Ali melangkah cepat menuju kamar, sama sekali tak memberi kesempatan aku menjelaskan.
“Apa-apaan kamu bisa sampai jatuh begini?! Bi Ina bilang kamu jatuh, aku langsung ngebut pulang!” suaranya bergetar, setengah marah, setengah cemas.
Aku hanya bisa diam dalam gendongannya. Perasaan campur aduk, antara hangatnya perhatian Ali, dan dinginnya tatapan terakhir Nando.
___
Malamnya, tubuhku demam. Panas tinggi membuat kesadaranku mengabur.
Aku terbaring, dan dalam mimpiku… masa lalu menyeruak.
Malam itu samar-samar kembali dalam mimpi.
Kamar kecil dengan lampu redup. Aroma hujan yang baru saja reda masih menempel di udara. Suasana begitu sunyi, hanya ada detak jam dinding dan suara napas kami yang saling berpacu.
Aku, gadis polos yang masih belajar tentang cinta, duduk gelisah di atas kasur tipis. Nando ada di depanku, menatapku dengan mata hangat yang dalam. Tatapan yang seolah berkata: kau milikku, hanya milikku.
Tangannya menyentuh pipiku. Jemari hangat itu bergetar, sama gugupnya denganku.
“Aura… yakin?” bisiknya pelan, seolah takut menghancurkan diriku.

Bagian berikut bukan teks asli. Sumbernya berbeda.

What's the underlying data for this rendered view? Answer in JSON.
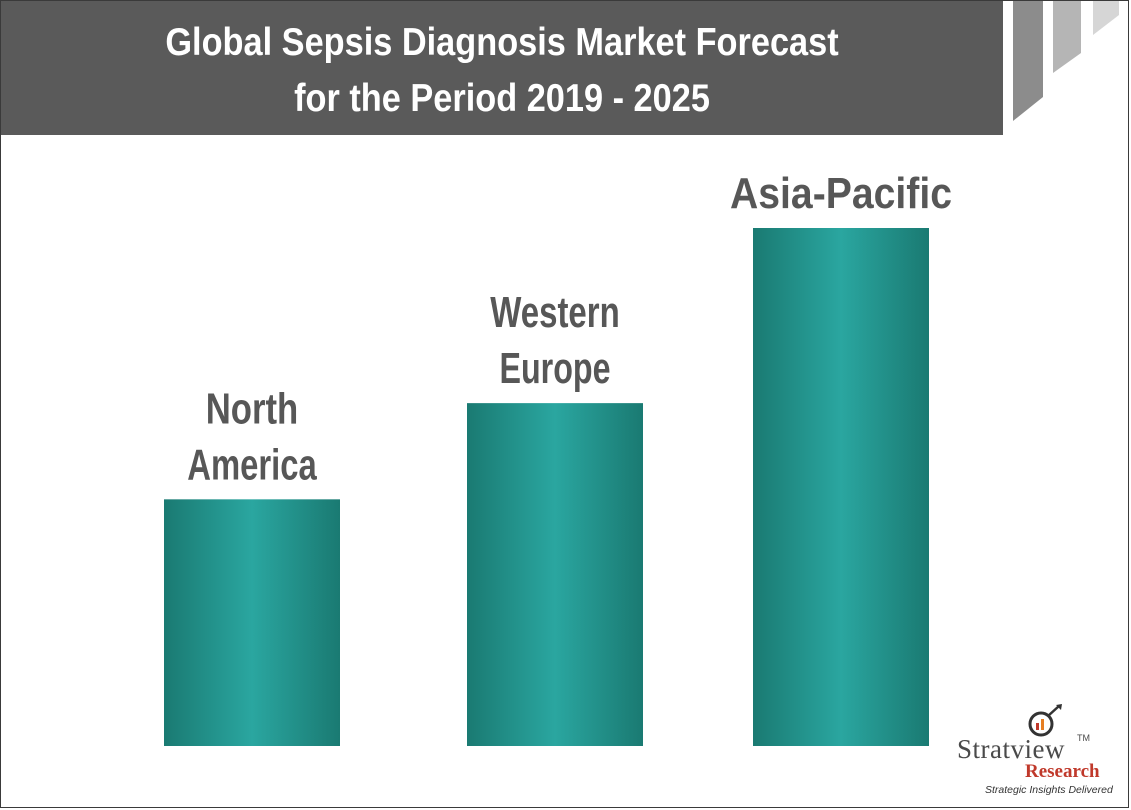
{
  "title": {
    "line1": "Global Sepsis Diagnosis Market Forecast",
    "line2": "for the Period 2019 - 2025"
  },
  "chart_data": {
    "type": "bar",
    "title": "Global Sepsis Diagnosis Market Forecast for the Period 2019 - 2025",
    "categories": [
      "North America",
      "Western Europe",
      "Asia-Pacific"
    ],
    "label_lines": [
      [
        "North",
        "America"
      ],
      [
        "Western",
        "Europe"
      ],
      [
        "Asia-Pacific"
      ]
    ],
    "values": [
      1.0,
      1.39,
      2.1
    ],
    "value_scale": "relative (no axis shown)",
    "ylim": [
      0,
      2.1
    ],
    "grid": false,
    "legend": "none",
    "bar_colors": {
      "edge": "#1a7a72",
      "center": "#2aa6a0"
    }
  },
  "logo": {
    "name": "Stratview",
    "trademark": "TM",
    "sub": "Research",
    "tagline": "Strategic Insights Delivered"
  },
  "colors": {
    "banner": "#5a5a5a",
    "label_text": "#575757",
    "accent_red": "#c0392b"
  }
}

Aku menggigit bibir, air mataku menggenang entah karena takut atau karena cinta. Aku hanya bisa mengangguk. Tubuhku gemetar, namun aku tak pernah sekalipun ingin mundur.
Bibirnya menempel di bibirku—awal yang lembut, ragu, tapi kemudian semakin dalam. Ciuman itu mencuri nafasku, membuatku mabuk oleh rasa yang belum pernah kualami sebelumnya.

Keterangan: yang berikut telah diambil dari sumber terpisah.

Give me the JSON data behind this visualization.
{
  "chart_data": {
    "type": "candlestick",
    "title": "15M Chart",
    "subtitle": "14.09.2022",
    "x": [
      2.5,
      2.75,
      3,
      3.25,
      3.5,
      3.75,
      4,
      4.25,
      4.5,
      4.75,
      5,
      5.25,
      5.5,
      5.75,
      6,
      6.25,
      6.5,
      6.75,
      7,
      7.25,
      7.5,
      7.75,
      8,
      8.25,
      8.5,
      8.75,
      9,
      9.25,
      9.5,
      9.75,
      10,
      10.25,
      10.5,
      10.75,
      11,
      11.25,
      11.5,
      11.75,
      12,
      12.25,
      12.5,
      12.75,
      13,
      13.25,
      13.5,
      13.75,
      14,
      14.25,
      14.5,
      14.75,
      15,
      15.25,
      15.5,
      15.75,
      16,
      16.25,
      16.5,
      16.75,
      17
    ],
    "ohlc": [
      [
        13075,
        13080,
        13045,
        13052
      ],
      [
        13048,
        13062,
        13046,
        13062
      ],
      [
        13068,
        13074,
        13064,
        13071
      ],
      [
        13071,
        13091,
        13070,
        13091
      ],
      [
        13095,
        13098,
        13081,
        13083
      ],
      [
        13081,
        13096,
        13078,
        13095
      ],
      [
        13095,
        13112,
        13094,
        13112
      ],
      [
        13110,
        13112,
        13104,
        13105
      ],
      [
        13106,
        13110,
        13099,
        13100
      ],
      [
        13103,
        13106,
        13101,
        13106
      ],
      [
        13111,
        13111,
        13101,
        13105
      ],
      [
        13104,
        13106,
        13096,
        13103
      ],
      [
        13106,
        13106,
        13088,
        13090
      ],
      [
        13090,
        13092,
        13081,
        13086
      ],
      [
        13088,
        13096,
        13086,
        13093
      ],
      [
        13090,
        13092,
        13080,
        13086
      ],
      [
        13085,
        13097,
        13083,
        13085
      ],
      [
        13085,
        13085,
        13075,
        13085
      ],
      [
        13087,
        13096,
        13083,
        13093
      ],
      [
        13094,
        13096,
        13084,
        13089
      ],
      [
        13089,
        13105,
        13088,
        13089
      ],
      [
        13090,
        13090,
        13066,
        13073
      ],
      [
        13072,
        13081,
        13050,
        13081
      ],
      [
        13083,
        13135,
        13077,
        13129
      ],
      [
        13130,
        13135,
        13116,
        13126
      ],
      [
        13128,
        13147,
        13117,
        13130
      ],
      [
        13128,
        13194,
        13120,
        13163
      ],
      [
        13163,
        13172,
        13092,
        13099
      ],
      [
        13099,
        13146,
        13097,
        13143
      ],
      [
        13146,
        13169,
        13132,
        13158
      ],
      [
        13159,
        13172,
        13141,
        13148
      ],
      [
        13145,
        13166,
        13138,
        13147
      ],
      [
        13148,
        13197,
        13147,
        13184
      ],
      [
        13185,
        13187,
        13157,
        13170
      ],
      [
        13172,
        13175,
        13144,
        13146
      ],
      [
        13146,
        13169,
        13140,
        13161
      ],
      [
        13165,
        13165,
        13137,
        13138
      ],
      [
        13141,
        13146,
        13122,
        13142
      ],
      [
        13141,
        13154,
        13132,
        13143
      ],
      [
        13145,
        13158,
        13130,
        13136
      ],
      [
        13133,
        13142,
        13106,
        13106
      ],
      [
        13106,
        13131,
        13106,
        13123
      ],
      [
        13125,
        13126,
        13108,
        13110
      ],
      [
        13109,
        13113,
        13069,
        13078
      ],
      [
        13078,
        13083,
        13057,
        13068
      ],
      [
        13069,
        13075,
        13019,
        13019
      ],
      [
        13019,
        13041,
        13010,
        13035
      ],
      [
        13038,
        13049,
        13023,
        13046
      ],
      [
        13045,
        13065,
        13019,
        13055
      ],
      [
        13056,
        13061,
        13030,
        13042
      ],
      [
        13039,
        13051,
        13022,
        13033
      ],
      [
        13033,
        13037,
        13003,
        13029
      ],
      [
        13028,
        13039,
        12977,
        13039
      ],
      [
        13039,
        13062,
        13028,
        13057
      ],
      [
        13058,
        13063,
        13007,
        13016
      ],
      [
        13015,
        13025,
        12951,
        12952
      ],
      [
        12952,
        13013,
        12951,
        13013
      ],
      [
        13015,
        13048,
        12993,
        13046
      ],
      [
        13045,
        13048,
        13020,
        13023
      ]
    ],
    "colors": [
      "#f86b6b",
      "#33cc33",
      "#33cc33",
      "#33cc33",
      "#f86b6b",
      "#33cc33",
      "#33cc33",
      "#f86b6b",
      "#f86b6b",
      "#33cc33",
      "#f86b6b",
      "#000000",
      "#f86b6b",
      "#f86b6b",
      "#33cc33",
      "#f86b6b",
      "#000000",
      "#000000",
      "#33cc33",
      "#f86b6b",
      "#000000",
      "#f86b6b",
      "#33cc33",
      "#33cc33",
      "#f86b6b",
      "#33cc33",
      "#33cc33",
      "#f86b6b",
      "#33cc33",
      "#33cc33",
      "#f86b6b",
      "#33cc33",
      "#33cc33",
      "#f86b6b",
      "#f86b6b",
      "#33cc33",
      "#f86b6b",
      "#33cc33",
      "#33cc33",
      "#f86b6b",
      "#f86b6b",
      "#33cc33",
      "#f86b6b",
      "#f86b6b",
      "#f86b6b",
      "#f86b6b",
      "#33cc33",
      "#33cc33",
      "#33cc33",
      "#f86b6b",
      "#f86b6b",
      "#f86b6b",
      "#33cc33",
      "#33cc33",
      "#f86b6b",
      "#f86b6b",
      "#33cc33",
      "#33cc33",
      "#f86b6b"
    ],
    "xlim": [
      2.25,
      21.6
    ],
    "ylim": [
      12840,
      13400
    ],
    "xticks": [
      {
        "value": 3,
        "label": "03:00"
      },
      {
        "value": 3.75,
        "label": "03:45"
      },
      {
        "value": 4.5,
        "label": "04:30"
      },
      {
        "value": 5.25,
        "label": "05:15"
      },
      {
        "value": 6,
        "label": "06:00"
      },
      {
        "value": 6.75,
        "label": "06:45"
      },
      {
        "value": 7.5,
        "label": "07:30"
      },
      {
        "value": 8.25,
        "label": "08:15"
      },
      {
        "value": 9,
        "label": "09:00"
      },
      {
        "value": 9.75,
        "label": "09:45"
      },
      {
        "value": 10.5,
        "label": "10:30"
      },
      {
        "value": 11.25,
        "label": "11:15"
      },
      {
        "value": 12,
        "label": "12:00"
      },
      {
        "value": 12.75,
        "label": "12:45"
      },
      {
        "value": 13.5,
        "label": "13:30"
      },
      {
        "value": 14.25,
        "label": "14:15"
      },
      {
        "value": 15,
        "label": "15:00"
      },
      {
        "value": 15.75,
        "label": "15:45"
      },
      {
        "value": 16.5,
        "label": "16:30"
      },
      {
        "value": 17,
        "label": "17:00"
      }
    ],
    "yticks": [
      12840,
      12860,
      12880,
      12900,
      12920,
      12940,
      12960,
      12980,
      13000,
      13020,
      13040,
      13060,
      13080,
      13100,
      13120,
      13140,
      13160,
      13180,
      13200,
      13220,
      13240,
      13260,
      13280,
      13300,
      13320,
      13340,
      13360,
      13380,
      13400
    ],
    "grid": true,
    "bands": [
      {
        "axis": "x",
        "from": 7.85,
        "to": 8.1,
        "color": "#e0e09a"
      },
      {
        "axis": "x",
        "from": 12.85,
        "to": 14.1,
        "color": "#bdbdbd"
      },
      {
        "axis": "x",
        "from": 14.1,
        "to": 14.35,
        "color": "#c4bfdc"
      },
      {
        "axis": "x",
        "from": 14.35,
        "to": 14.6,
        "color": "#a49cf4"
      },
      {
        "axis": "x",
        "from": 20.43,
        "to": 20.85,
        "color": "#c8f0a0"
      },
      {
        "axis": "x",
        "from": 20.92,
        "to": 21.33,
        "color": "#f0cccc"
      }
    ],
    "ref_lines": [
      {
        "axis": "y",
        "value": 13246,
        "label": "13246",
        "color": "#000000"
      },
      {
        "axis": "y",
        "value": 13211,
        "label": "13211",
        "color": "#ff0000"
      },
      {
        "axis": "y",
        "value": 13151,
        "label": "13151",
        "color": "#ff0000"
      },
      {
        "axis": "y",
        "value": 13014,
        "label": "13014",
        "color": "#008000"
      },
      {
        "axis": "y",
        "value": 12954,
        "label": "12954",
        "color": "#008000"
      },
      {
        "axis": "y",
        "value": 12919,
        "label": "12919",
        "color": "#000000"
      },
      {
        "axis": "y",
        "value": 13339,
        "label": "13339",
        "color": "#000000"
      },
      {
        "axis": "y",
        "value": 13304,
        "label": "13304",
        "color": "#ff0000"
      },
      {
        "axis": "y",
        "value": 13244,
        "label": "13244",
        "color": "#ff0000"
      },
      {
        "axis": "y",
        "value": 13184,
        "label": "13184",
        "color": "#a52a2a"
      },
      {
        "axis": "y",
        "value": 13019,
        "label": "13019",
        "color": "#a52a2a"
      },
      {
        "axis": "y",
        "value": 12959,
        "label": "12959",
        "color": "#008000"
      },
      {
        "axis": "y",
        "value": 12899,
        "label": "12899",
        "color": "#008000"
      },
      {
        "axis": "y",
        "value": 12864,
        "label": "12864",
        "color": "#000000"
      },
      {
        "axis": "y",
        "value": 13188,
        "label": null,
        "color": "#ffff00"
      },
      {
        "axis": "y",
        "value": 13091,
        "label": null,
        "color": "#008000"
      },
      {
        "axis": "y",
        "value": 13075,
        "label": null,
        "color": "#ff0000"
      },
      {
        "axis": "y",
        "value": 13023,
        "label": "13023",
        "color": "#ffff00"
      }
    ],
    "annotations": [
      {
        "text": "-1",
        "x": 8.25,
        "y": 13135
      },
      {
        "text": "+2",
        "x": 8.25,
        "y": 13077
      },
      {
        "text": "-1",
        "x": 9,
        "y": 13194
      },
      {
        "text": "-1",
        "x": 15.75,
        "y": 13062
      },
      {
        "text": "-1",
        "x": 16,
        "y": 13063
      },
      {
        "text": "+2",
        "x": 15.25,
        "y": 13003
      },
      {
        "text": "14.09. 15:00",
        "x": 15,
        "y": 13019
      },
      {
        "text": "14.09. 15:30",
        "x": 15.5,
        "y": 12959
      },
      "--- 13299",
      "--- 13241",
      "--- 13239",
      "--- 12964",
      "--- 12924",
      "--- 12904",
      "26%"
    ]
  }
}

Saat jemarinya menyusuri wajahku, lalu menelusup ke rambutku, tubuhku seperti meleleh. Aku menangis dalam diam. Bukan hanya karena rasa sakit yang menusuk ketika akhirnya ia benar-benar menyatu denganku, tapi juga karena perasaan—perasaan dicintai seutuhnya, seolah aku dan dia takkan pernah terpisahkan.
“Nando…” suaraku terisak, setengah perih, setengah nikmat.
Dia berhenti sejenak, menatapku dengan mata yang ikut basah. “Maaf… aku akan pelan. Aku janji.”
Dan malam itu, setiap gerakan terasa membekas. Rasa sakitku perlahan bercampur dengan sesuatu yang lebih dalam, lebih hangat, lebih nikmat daripada yang bisa kubayangkan.
Air mataku jatuh, namun bukan lagi karena takut. Itu adalah tangis penyerahan—aku menyerahkan segalanya, tubuh dan jiwa, pada satu-satunya laki-laki yang kupilih.
Suara napas kami bercampur, semakin cepat, semakin berat, sampai akhirnya hanya ada satu kenyataan: aku, Aura, bukan lagi gadis yang polos. Aku telah menjadi milik Nando.
Dan ketika ia memelukku erat setelahnya, keringat kami bercampur, aku merasa dunia berhenti. Dalam dekapnya, aku menangis lagi—tapi kali ini karena bahagia.
___
Aku terbangun dari mimpi itu dengan wajah basah air mata. Nafasku memburu, tubuhku bergetar. Jantungku masih berdetak kencang, seolah momen itu baru saja benar-benar terjadi.
Ya Tuhan…, aku memejamkan mata dengan getir. Aku benar-benar milik Nando sejak dulu. Dan sekarang aku adalah istri kakaknya.
Bukan hanya itu, Nando… adalah yang pertama untukku. Dialah yang mengambil mahkota kegadisanku.
Dan saat menatap langit-langit kamar yang temaram, aku sadar… mimpi itu bukan sekadar mimpi. Itu adalah potongan nyata dari masa lalu yang selama ini kutekan dalam-dalam.